Offtake and Transportation Agreements for U.S. Carbon Capture Projects
Offtake and transportation agreements are critical for securing investments in capital-intensive infrastructural projects that depend on delivering or selling the output at a commercial scale. An ideal offtake agreement involves an offtaker buying, subject to agreed terms and conditions, all or a substantial portion of the output from the designated facility and providing the revenue stream that makes the project economically viable.
The output in this regard could be liquified natural gas from a liquefaction facility or carbon dioxide (CO2) captured from an industrial or power plant that emits CO2 and other carbon oxides. Other emerging ‘captured’ CO2 sources include Direct Air Capture (DAC) systems. Generally, the main forms of offtake agreements are “take-or-pay” contracts, “take-and-pay” contracts, throughput contracts, and long-term sales and purchase agreements.

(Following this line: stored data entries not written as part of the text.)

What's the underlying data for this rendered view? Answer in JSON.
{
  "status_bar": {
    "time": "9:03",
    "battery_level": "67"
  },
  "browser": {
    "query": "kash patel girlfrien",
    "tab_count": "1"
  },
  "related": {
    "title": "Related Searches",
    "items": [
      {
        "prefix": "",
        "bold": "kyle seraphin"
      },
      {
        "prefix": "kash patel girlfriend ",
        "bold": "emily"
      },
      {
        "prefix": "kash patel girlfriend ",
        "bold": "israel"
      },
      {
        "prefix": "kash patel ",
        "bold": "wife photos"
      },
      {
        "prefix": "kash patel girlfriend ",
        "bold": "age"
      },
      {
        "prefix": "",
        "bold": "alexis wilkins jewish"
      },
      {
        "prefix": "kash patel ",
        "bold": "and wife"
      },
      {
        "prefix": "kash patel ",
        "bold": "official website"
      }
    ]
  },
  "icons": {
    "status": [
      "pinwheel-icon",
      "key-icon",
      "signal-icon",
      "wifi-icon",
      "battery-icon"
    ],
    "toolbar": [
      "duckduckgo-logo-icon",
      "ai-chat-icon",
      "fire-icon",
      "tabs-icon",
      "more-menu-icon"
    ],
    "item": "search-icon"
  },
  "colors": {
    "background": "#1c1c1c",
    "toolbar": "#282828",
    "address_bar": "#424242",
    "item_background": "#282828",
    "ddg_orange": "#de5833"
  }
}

The carbon capture, utilization, and storage (CCUS) value chain involves: 1) installation of carbon capture technology on an existing or new industrial or energy facility, 2) securing access to CO2 transportation networks, 3) providing storage in predetermined geologic formations or delivery for uses such as the production of CO2-based synthetic fuels, chemicals, building aggregates, etc. (see International Energy Agency’s CCUS Policies and Business Models, 2023, pp. 49-57 on various business models for commercializing CCUS projects).
Parties to a CCUS project may adopt some variation of the CO2 Purchase and Supply Agreement (CPSA) or the Carbon Dioxide Sequestration Services Agreement (CSSA) contractual models. Like a purchase agreement, the CPSA could provide for the terms and conditions under which the owner or operator of the CO2 point source facility is the seller and supplies the capturer (i.e., the buyer) with CO2 from the point source facility or facilities.

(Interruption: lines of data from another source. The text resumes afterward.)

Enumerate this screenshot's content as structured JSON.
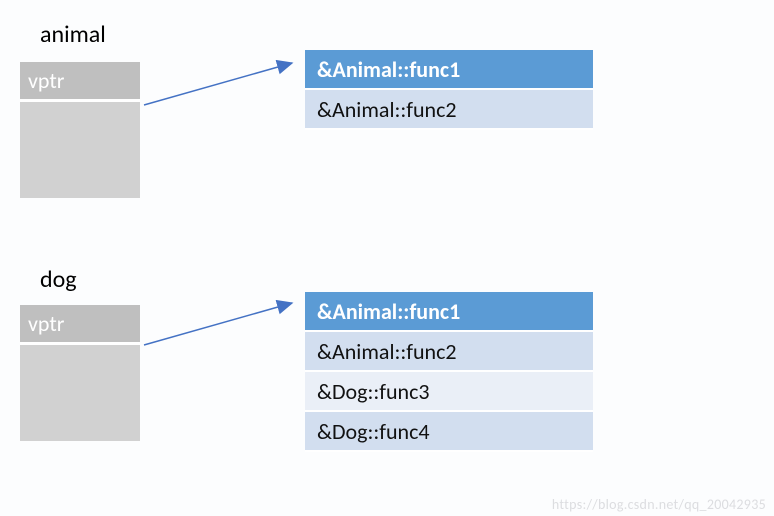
{
  "diagram1": {
    "title": "animal",
    "vptr_label": "vptr",
    "vtable": {
      "rows": [
        "&Animal::func1",
        "&Animal::func2"
      ]
    }
  },
  "diagram2": {
    "title": "dog",
    "vptr_label": "vptr",
    "vtable": {
      "rows": [
        "&Animal::func1",
        "&Animal::func2",
        "&Dog::func3",
        "&Dog::func4"
      ]
    }
  },
  "watermark": "https://blog.csdn.net/qq_20042935",
  "colors": {
    "header_bg": "#5b9bd5",
    "alt_bg": "#d2deef",
    "alt2_bg": "#eaeff7",
    "obj_bg": "#d1d1d1",
    "vptr_bg": "#bfbfbf",
    "arrow": "#4472c4"
  }
}
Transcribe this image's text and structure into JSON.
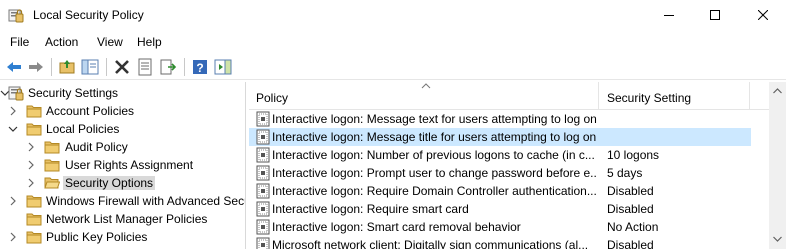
{
  "window": {
    "title": "Local Security Policy",
    "minimize_icon": "minimize-icon",
    "maximize_icon": "maximize-icon",
    "close_icon": "close-icon"
  },
  "menu": [
    "File",
    "Action",
    "View",
    "Help"
  ],
  "toolbar": {
    "buttons": [
      "back-icon",
      "forward-icon",
      "up-folder-icon",
      "show-hide-tree-icon",
      "delete-icon",
      "properties-icon",
      "export-list-icon",
      "help-icon",
      "show-action-pane-icon"
    ]
  },
  "tree": {
    "items": [
      {
        "label": "Security Settings",
        "icon": "security-settings-icon",
        "expander": "chevron-down"
      },
      {
        "label": "Account Policies",
        "icon": "folder-icon",
        "expander": "chevron-right"
      },
      {
        "label": "Local Policies",
        "icon": "folder-icon",
        "expander": "chevron-down"
      },
      {
        "label": "Audit Policy",
        "icon": "folder-icon",
        "expander": "chevron-right"
      },
      {
        "label": "User Rights Assignment",
        "icon": "folder-icon",
        "expander": "chevron-right"
      },
      {
        "label": "Security Options",
        "icon": "folder-open-icon",
        "expander": "chevron-right",
        "selected": true
      },
      {
        "label": "Windows Firewall with Advanced Secu",
        "icon": "folder-icon",
        "expander": "chevron-right"
      },
      {
        "label": "Network List Manager Policies",
        "icon": "folder-icon",
        "expander": ""
      },
      {
        "label": "Public Key Policies",
        "icon": "folder-icon",
        "expander": "chevron-right"
      }
    ]
  },
  "list": {
    "columns": {
      "policy": "Policy",
      "setting": "Security Setting"
    },
    "sort_icon": "sort-up-icon",
    "rows": [
      {
        "policy": "Interactive logon: Message text for users attempting to log on",
        "setting": ""
      },
      {
        "policy": "Interactive logon: Message title for users attempting to log on",
        "setting": "",
        "selected": true
      },
      {
        "policy": "Interactive logon: Number of previous logons to cache (in c...",
        "setting": "10 logons"
      },
      {
        "policy": "Interactive logon: Prompt user to change password before e...",
        "setting": "5 days"
      },
      {
        "policy": "Interactive logon: Require Domain Controller authentication...",
        "setting": "Disabled"
      },
      {
        "policy": "Interactive logon: Require smart card",
        "setting": "Disabled"
      },
      {
        "policy": "Interactive logon: Smart card removal behavior",
        "setting": "No Action"
      },
      {
        "policy": "Microsoft network client: Digitally sign communications (al...",
        "setting": "Disabled"
      }
    ]
  },
  "colors": {
    "selection_row": "#cce8ff",
    "tree_selected": "#d9d9d9",
    "folder": "#e8c168"
  }
}
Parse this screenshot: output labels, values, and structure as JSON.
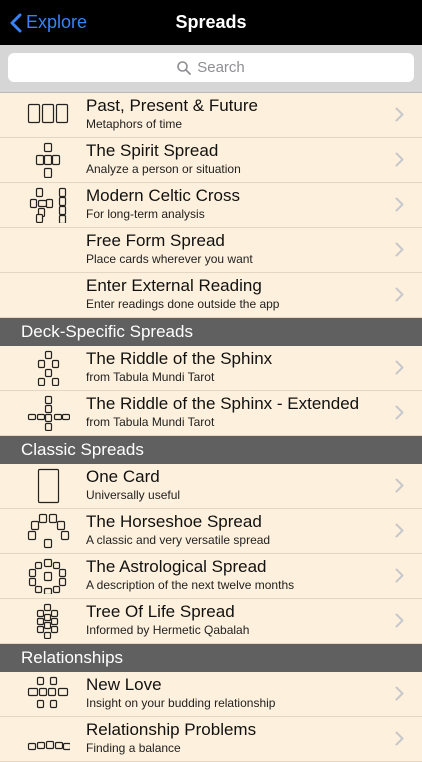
{
  "nav": {
    "back_label": "Explore",
    "title": "Spreads"
  },
  "search": {
    "placeholder": "Search"
  },
  "groups": [
    {
      "header": "",
      "items": [
        {
          "title": "Past, Present & Future",
          "subtitle": "Metaphors of time",
          "icon": "three-card-row-icon"
        },
        {
          "title": "The Spirit Spread",
          "subtitle": "Analyze a person or situation",
          "icon": "spirit-cross-icon"
        },
        {
          "title": "Modern Celtic Cross",
          "subtitle": "For long-term analysis",
          "icon": "celtic-cross-icon"
        },
        {
          "title": "Free Form Spread",
          "subtitle": "Place cards wherever you want",
          "icon": ""
        },
        {
          "title": "Enter External Reading",
          "subtitle": "Enter readings done outside the app",
          "icon": ""
        }
      ]
    },
    {
      "header": "Deck-Specific Spreads",
      "items": [
        {
          "title": "The Riddle of the Sphinx",
          "subtitle": "from Tabula Mundi Tarot",
          "icon": "sphinx-cross-icon"
        },
        {
          "title": "The Riddle of the Sphinx - Extended",
          "subtitle": "from Tabula Mundi Tarot",
          "icon": "sphinx-extended-icon"
        }
      ]
    },
    {
      "header": "Classic Spreads",
      "items": [
        {
          "title": "One Card",
          "subtitle": "Universally useful",
          "icon": "single-card-icon"
        },
        {
          "title": "The Horseshoe Spread",
          "subtitle": "A classic and very versatile spread",
          "icon": "horseshoe-icon"
        },
        {
          "title": "The Astrological Spread",
          "subtitle": "A description of the next twelve months",
          "icon": "astrological-circle-icon"
        },
        {
          "title": "Tree Of Life Spread",
          "subtitle": "Informed by Hermetic Qabalah",
          "icon": "tree-of-life-icon"
        }
      ]
    },
    {
      "header": "Relationships",
      "items": [
        {
          "title": "New Love",
          "subtitle": "Insight on your budding relationship",
          "icon": "new-love-icon"
        },
        {
          "title": "Relationship Problems",
          "subtitle": "Finding a balance",
          "icon": "relationship-problems-icon"
        }
      ]
    }
  ]
}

Here, the business plan may be to sell the CO2 to an end-user such as an oil and gas producer using the CO2 for enhanced oil recovery operations. Such an end user could be a subsidiary of the buyer. The CPSA may also be adapted to a CO2 transportation and storage scenario where for instance, the owner of a DAC system (i.e., the capturer) engages an offtaker (i.e., buyer) who aims to deliver the captured CO2 to the owner of an underground storage facility for permanent sequestration or appropriate utilization schemes.
The CSSA involves a service provider with a business plan to own, lease, construct, operate, or maintain a CCS system that will capture, transport, and sequester CO2. Here, the emitter (or cluster of emitters) agrees to engage the service provider to exclusively carry out sequestration services as defined under the contract.
The emerging U.S. policy and regulatory landscape has a notable influence on the bankability of projects, as well as delineating the respective roles of parties comprising the project sponsors, financiers, tax equity investors, emitters, the owner(s) of the capture equipment, and providers of needed transportation or storage services.
To create a commercial structure for the project, interested parties may establish a consortium in the form of a special-purpose company or partnership to raise equity while obtaining syndicated project loans from project financiers to cover the debt side of the required capital.
Presumably, the sponsor(s) will bear all residual risks not otherwise allocated to another party under the contractual framework. Such other parties may have the role of guaranteeing permanent CO2 sequestration or representing that the capture equipment can take and process adequate volumes of CO2 to secure sufficient revenue.
Currently, the main source of revenue for U.S. projects comprises government policy measures under Section 45Q or Section 48C of the Internal Revenue Code. Other considerable revenue streams apart from policy measures include 1) using the captured CO2 on site or selling it to a third party for utilization, or 2) selling low-emissions products or environmental attributes that arise from the project (e.g. low-emissions fuels mandate, low-emissions steel or cement; and CO2 storage services).
These commercialization factors must be considered alongside the project risks arising from issues such as:
- Ownership and transfer of title to captured CO2 on one hand and sequestered CO2 on the other hand
- CO2 recapture due to unexpected leakages or future events (see 26 U.S.C. § 45Q(f)(4))
- A material change in government policy or law during the lifespan of the project
- Transportation bottlenecks
- A shutdown of the emitting facility that is the source of the captured CO2. A shutdown could be due to unforeseen circumstances beyond the parties’ control that arise during the lifespan of the project.
The main economic driver for developing commercial-scale CCS projects is by and large the value of the CO2 captured and stored and its potential uses. Thus, any material factor that would likely impact such value(s) would be worth considering by contracting parties. For a synopsis of the options for mitigating investment risks see CCS Global Institute on Financing CCS (pp. 8-10).
CO2 offtake and transportation arrangements set out the terms under which an interested buyer can purchase, take, transport, use, or sequester the captured CO2 from an emitting or carbon-capturing facility. Apart from contractual tools such as insurance provisions and indemnities to allocate risks amongst parties, federal and state environmental and torts liability rules can serve as additional risk management avenues as CCUS projects become more prevalent and scalable.